Defines the area of the receptor where docking will occur. This is critical for focusing on the active site or binding pocket.

center_x, center_y, center_z

  • Coordinates of the center of the search box, specified in Ångstroms.
  • Should be based on the binding site of the receptor (obtained from experimental data or visual inspection).

size_x, size_y, size_z

  • Dimensions of the search box along each axis (in Ångstroms).
  • Determines the search region’s size. A larger box covers more area but increases computation time.
  • For most cases, sizes between 20-30 Ångstroms per side are typical for a flexible ligand.

Docking Parameters

energy_range

  • The energy difference (in kcal/mol) between the best pose and the worst acceptable pose.
  • Smaller values prioritize only low-energy poses; larger values allow more diverse poses.

exhaustiveness

  • Determines the thoroughness of the search.
  • Higher values increase the number of sampling attempts, improving accuracy but requiring more computational time.
  • Default is 8; lower values (e.g., 1-4) are faster but less exhaustive.

num_modes

  • The maximum number of docking poses to generate.
  • Vina will output up to this many unique poses for analysis.

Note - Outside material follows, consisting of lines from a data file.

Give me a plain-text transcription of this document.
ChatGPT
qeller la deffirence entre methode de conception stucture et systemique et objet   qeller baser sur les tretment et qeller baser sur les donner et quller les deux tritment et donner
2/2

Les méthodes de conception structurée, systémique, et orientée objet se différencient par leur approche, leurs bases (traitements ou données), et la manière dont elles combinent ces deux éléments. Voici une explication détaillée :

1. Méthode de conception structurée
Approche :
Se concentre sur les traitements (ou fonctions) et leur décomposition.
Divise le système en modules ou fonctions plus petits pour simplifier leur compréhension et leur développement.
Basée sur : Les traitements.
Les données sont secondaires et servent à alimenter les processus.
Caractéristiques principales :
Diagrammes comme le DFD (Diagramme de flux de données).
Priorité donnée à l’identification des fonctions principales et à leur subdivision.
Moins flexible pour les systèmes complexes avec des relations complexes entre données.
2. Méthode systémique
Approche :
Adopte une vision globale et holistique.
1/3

Running Vina on Deep Origin

To run AutoDock Vina on Deep Origin, follow these steps:

1. Create a database to store input and output files

2. Start a tool run on Deep Origin

For this tool run, we will use the following parameters:

search_space = {
    "center_x": 15.190,
    "center_y": 53.903,
    "center_z": 16.917,
    "size_x": 1.1,
    "size_y": 1.1,
    "size_z": 1.1,
}

docking = {
    "energy_range": 0.3,
    "exhaustiveness": 1,
    "num_modes": 9,
}

To start a tool run, use:

from deeporigin.tools import run

job_id = run.autodock_vina(
    database_id="<your-db-name>",
    row_id="<row-name>",
    search_space=search_space,
    docking=docking,
    output_column_name="<output-column-name>",
    receptor_column_name="<receptor-column-name>",
    ligand_column_name="<ligand-column-name>",
)

run.autodock_vina returns the ID of the tool run, that can be used to monitor the status of the run and terminate it if needed.

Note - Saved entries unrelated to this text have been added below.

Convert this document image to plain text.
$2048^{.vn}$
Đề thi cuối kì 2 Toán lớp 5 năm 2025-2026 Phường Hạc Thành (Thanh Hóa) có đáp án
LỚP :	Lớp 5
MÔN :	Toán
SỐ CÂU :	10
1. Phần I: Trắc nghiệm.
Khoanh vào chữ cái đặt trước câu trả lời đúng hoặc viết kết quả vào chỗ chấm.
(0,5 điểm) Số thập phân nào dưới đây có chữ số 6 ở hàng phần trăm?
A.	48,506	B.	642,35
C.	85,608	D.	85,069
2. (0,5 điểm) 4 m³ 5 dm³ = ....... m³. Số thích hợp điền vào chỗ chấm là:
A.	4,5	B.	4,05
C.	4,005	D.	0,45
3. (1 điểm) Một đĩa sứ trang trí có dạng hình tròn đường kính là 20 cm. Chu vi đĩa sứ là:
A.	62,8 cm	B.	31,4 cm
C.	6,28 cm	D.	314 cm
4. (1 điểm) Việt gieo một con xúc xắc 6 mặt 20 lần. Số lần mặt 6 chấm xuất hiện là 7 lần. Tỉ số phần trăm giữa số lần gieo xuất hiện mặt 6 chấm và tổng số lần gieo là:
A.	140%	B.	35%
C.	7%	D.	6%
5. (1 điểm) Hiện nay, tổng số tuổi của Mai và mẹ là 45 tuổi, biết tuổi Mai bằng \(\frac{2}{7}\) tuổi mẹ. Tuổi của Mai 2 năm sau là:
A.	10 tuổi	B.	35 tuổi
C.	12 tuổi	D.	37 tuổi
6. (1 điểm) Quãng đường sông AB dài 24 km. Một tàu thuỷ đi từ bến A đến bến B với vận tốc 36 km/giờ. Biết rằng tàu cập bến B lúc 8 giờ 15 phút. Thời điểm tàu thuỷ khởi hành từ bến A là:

run.autodock_vina prints a message that looks like:

🧬 Job started with ID: 9f7a3741-e392-45fb-a349-804b7fca07d7

To monitor the status of the tool run, use:

from deeporigin.tools.utils import query_run_status
query_run_status("9f7a3741-e392-45fb-a349-804b7fca07d7")

To wait for the tool run to finish, use:

from deeporigin.tools.utils import wait_for_job
wait_for_job("9f7a3741-e392-45fb-a349-804b7fca07d7")

Outputs

Docked Poses

  • Format: PDBQT.
  • Contains the ligand poses docked in the receptor.
  • Each pose includes the coordinates, torsional flexibility, and orientation of the ligand.